Lutter contre le sentiment global d’exclusion

Au-delà des litiges interpersonnels évoqués au chapitre médiation, il existe une rupture du lien ou une absence de lien encore plus tragique, déstructurante, et douloureuse, celle d’une rupture du sujet coaché avec son environnement dans sa globalité.

Ce sentiment de coupure avec ses parents, son cercle social, l’école, la fac ou le monde du travail est souvent lié à un sentiment de manque d’estime de soi ou de confiance en soi. Le sujet ressent alors un sentiment global d’exclusion.

Ce sentiment d’exclusion ou de rupture avec son environnement est souvent accompagné d’une perte de repères. C’est-à-dire par d’une rupture avec ses croyances structurantes, d’un divorce entre son hémisphère cérébral gauche (raison, règles, projet, langage… ) et son hémisphère cérébral droit (conscience de l’instant présent, instinct, intuition, émotions, créativité, plaisir sensuel…) / voir aussi article « Des injonctions contradictoires ».

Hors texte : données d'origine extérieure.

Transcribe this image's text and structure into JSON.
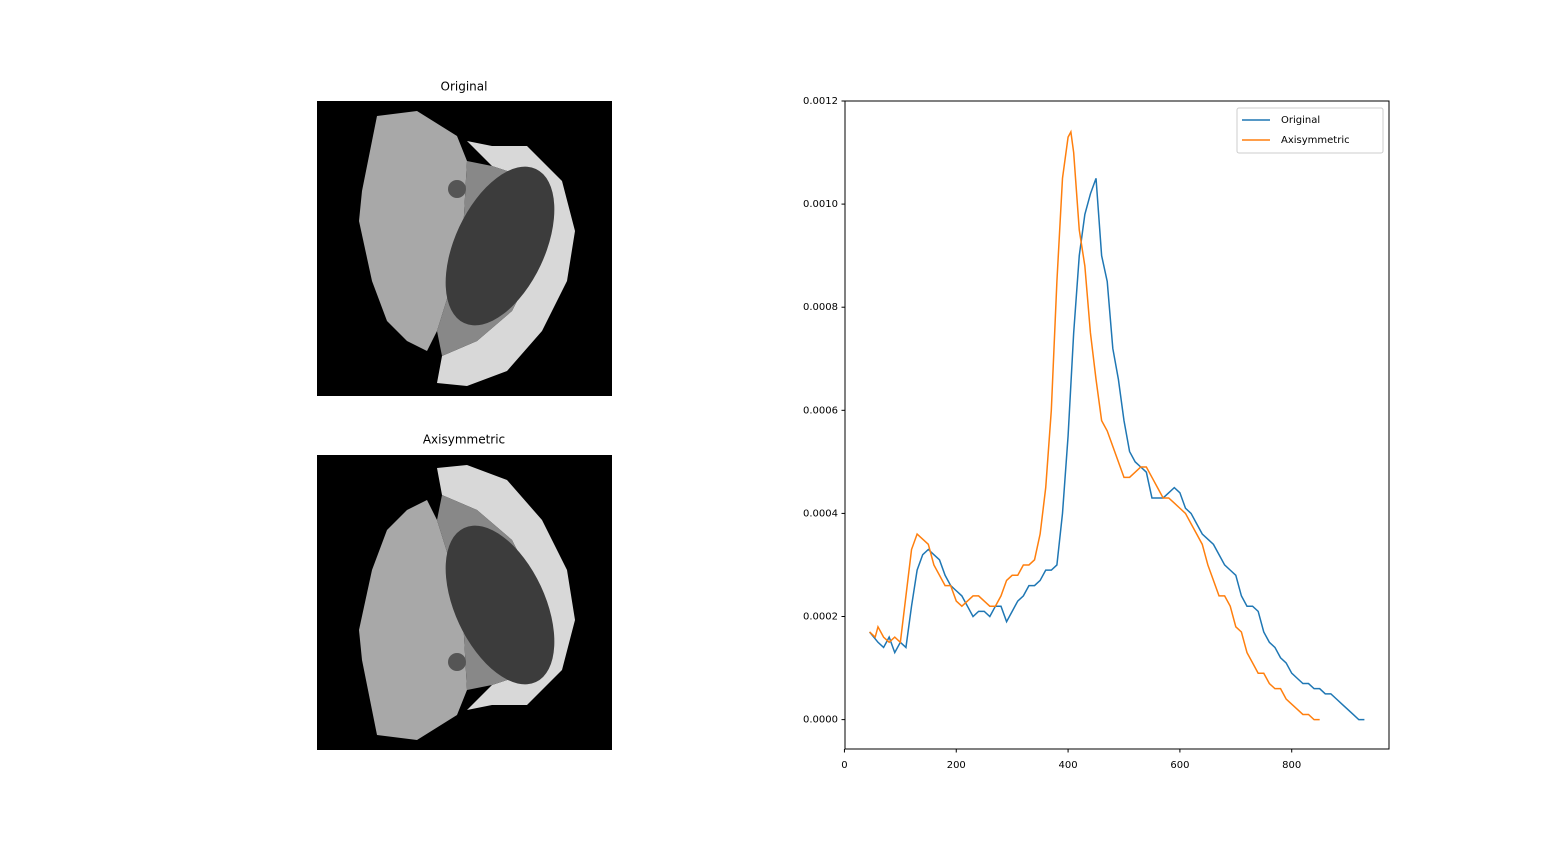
{
  "images": [
    {
      "title": "Original"
    },
    {
      "title": "Axisymmetric"
    }
  ],
  "chart_data": {
    "type": "line",
    "xlim": [
      1,
      974
    ],
    "xticks": [
      0,
      200,
      400,
      600,
      800
    ],
    "ylim": [
      -5.7e-05,
      0.0012
    ],
    "yticks": [
      {
        "value": 0,
        "label": "0.0000"
      },
      {
        "value": 0.0002,
        "label": "0.0002"
      },
      {
        "value": 0.0004,
        "label": "0.0004"
      },
      {
        "value": 0.0006,
        "label": "0.0006"
      },
      {
        "value": 0.0008,
        "label": "0.0008"
      },
      {
        "value": 0.001,
        "label": "0.0010"
      },
      {
        "value": 0.0012,
        "label": "0.0012"
      }
    ],
    "legend": "upper right",
    "series": [
      {
        "name": "Original",
        "color": "#1f77b4",
        "x": [
          45,
          60,
          70,
          80,
          90,
          100,
          110,
          120,
          130,
          140,
          150,
          160,
          170,
          180,
          190,
          200,
          210,
          220,
          230,
          240,
          250,
          260,
          270,
          280,
          290,
          300,
          310,
          320,
          330,
          340,
          350,
          360,
          370,
          380,
          390,
          400,
          410,
          420,
          430,
          440,
          450,
          460,
          470,
          480,
          490,
          500,
          510,
          520,
          530,
          540,
          550,
          560,
          570,
          580,
          590,
          600,
          610,
          620,
          630,
          640,
          650,
          660,
          670,
          680,
          690,
          700,
          710,
          720,
          730,
          740,
          750,
          760,
          770,
          780,
          790,
          800,
          810,
          820,
          830,
          840,
          850,
          860,
          870,
          880,
          890,
          900,
          910,
          920,
          930
        ],
        "values": [
          0.00017,
          0.00015,
          0.00014,
          0.00016,
          0.00013,
          0.00015,
          0.00014,
          0.00022,
          0.00029,
          0.00032,
          0.00033,
          0.00032,
          0.00031,
          0.00028,
          0.00026,
          0.00025,
          0.00024,
          0.00022,
          0.0002,
          0.00021,
          0.00021,
          0.0002,
          0.00022,
          0.00022,
          0.00019,
          0.00021,
          0.00023,
          0.00024,
          0.00026,
          0.00026,
          0.00027,
          0.00029,
          0.00029,
          0.0003,
          0.0004,
          0.00055,
          0.00075,
          0.0009,
          0.00098,
          0.00102,
          0.00105,
          0.0009,
          0.00085,
          0.00072,
          0.00066,
          0.00058,
          0.00052,
          0.0005,
          0.00049,
          0.00048,
          0.00043,
          0.00043,
          0.00043,
          0.00044,
          0.00045,
          0.00044,
          0.00041,
          0.0004,
          0.00038,
          0.00036,
          0.00035,
          0.00034,
          0.00032,
          0.0003,
          0.00029,
          0.00028,
          0.00024,
          0.00022,
          0.00022,
          0.00021,
          0.00017,
          0.00015,
          0.00014,
          0.00012,
          0.00011,
          9e-05,
          8e-05,
          7e-05,
          7e-05,
          6e-05,
          6e-05,
          5e-05,
          5e-05,
          4e-05,
          3e-05,
          2e-05,
          1e-05,
          0,
          0
        ]
      },
      {
        "name": "Axisymmetric",
        "color": "#ff7f0e",
        "x": [
          45,
          55,
          60,
          70,
          80,
          90,
          100,
          110,
          120,
          130,
          140,
          150,
          160,
          170,
          180,
          190,
          200,
          210,
          220,
          230,
          240,
          250,
          260,
          270,
          280,
          290,
          300,
          310,
          320,
          330,
          340,
          350,
          360,
          370,
          380,
          390,
          400,
          405,
          410,
          420,
          430,
          440,
          450,
          460,
          470,
          480,
          490,
          500,
          510,
          520,
          530,
          540,
          550,
          560,
          570,
          580,
          590,
          600,
          610,
          620,
          630,
          640,
          650,
          660,
          670,
          680,
          690,
          700,
          710,
          720,
          730,
          740,
          750,
          760,
          770,
          780,
          790,
          800,
          810,
          820,
          830,
          840,
          850
        ],
        "values": [
          0.00017,
          0.00016,
          0.00018,
          0.00016,
          0.00015,
          0.00016,
          0.00015,
          0.00024,
          0.00033,
          0.00036,
          0.00035,
          0.00034,
          0.0003,
          0.00028,
          0.00026,
          0.00026,
          0.00023,
          0.00022,
          0.00023,
          0.00024,
          0.00024,
          0.00023,
          0.00022,
          0.00022,
          0.00024,
          0.00027,
          0.00028,
          0.00028,
          0.0003,
          0.0003,
          0.00031,
          0.00036,
          0.00045,
          0.0006,
          0.00085,
          0.00105,
          0.00113,
          0.00114,
          0.0011,
          0.00095,
          0.00088,
          0.00075,
          0.00066,
          0.00058,
          0.00056,
          0.00053,
          0.0005,
          0.00047,
          0.00047,
          0.00048,
          0.00049,
          0.00049,
          0.00047,
          0.00045,
          0.00043,
          0.00043,
          0.00042,
          0.00041,
          0.0004,
          0.00038,
          0.00036,
          0.00034,
          0.0003,
          0.00027,
          0.00024,
          0.00024,
          0.00022,
          0.00018,
          0.00017,
          0.00013,
          0.00011,
          9e-05,
          9e-05,
          7e-05,
          6e-05,
          6e-05,
          4e-05,
          3e-05,
          2e-05,
          1e-05,
          1e-05,
          0,
          0
        ]
      }
    ]
  }
}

L’individu ainsi éparpillé ou « en vrac » connait alors une crise d’identité et survit parfois en proie à une perte d’estime de lui-même. Il traverse aussi souvent une crise identitaire qui résulte de son incapacité à faire le tri entre les injonctions de ce qu’il croit être la raison, la morale, les attentes sociale et ses propres émotions et surtout recoller les morceaux de sa personnalité éparse, étirée entre ce qu’il croit (ou croyait) être, ce qu’il croit que les autres pensent de lui (à travers l’image qu’ils lui renvoient), ce qu’il voit de son incapacité à entrer en communication avec eux et/ou à s’en faire entendre et/ou ce qu’il pense qu’on dit de lui…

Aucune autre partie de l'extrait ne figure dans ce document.